I could apply this thinking to the church, of course, where our covenant love also sets up this test (and I will later do that, no doubt). I could talk about how we can’t make the impact on the world we need to make in this trying time if our love cannot even survive our own covenant! Like Pershey says, a demand for justice is easy, but a willingness to put our love to the test by comparing it to the Lord’s: “love one another as I have loved you,” is what gives us the authenticity and authority to speak into the darkness around us.

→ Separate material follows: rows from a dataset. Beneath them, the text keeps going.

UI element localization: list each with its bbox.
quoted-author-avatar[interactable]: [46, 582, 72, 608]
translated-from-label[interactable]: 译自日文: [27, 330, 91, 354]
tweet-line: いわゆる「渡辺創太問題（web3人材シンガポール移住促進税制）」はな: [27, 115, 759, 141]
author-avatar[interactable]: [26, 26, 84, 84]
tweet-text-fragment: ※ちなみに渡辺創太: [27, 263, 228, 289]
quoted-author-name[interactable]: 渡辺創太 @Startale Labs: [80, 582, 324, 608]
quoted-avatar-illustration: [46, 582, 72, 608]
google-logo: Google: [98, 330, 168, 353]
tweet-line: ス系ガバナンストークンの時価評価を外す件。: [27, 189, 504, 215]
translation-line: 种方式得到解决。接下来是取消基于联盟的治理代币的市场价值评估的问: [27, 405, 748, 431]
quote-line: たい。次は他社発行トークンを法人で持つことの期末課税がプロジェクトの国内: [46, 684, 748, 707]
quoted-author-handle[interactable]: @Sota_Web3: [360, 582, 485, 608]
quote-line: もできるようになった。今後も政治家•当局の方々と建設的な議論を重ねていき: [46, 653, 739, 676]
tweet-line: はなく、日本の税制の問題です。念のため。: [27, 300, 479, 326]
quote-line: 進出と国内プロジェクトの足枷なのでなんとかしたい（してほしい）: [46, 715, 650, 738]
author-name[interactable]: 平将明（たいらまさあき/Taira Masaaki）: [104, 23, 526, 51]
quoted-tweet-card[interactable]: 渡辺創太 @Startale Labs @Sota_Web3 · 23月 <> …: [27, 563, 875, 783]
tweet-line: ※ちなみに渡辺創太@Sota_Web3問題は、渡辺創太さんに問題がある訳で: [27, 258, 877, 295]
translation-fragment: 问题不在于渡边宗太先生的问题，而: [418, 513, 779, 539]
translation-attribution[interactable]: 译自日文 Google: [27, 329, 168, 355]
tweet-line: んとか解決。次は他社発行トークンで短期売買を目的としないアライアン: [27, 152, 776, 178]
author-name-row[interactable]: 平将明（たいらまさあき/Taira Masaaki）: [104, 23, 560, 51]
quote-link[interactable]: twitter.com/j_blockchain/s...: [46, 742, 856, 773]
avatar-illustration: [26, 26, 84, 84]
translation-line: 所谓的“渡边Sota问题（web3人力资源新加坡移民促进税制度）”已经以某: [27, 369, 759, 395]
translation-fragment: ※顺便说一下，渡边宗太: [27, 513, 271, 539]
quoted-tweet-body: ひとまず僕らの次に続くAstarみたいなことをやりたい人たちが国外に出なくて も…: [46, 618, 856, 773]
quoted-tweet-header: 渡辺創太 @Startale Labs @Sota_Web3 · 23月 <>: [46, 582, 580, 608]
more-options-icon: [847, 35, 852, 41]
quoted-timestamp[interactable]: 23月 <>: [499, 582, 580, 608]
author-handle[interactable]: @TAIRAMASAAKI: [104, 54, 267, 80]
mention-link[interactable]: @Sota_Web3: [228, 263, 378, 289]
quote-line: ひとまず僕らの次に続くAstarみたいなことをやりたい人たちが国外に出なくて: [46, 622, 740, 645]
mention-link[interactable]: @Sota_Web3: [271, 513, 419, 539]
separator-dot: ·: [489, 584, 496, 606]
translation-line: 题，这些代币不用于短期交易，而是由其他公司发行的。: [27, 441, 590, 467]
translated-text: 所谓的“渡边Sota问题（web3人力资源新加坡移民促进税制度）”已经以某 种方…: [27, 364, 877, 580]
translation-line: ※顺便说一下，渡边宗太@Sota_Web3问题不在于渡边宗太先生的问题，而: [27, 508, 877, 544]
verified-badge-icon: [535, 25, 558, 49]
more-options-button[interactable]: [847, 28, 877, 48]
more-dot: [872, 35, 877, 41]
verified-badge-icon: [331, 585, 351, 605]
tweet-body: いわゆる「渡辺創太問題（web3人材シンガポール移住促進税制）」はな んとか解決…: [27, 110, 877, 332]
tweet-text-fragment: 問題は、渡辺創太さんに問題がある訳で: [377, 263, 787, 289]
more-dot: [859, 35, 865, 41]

But let me not go completely there and just stick with marriage. For those of us in  sanctioned marriages or cohabitation (no matter how ill-defined), you are undoubtedly facing the challenge to be kind and to not just demand justice in the face of your hurts and confusion – especially if you are thirtysomethings. I hope you will not punch this screen or punch yourself as you read this, but just rest in God’s understanding and favor — and learn. God became a human in Jesus to enter into your pain and heal it. He saved you once and for all on the cross and he is saving you now, resurrected, in the power of the Spirit. “God’s kindness is meant to lead [us] to  repentance” (Romans 2:4) — lead us to learn and grow.

These simple thoughts do not solve all your problems or all the problems of your mate, nor are they the antidote to all the poisons that might be infecting your relationship. But Pershey’s summary of the great truths about living in love is such an important lifeline! I would make sure to hold on to them as you paddle toward someplace better.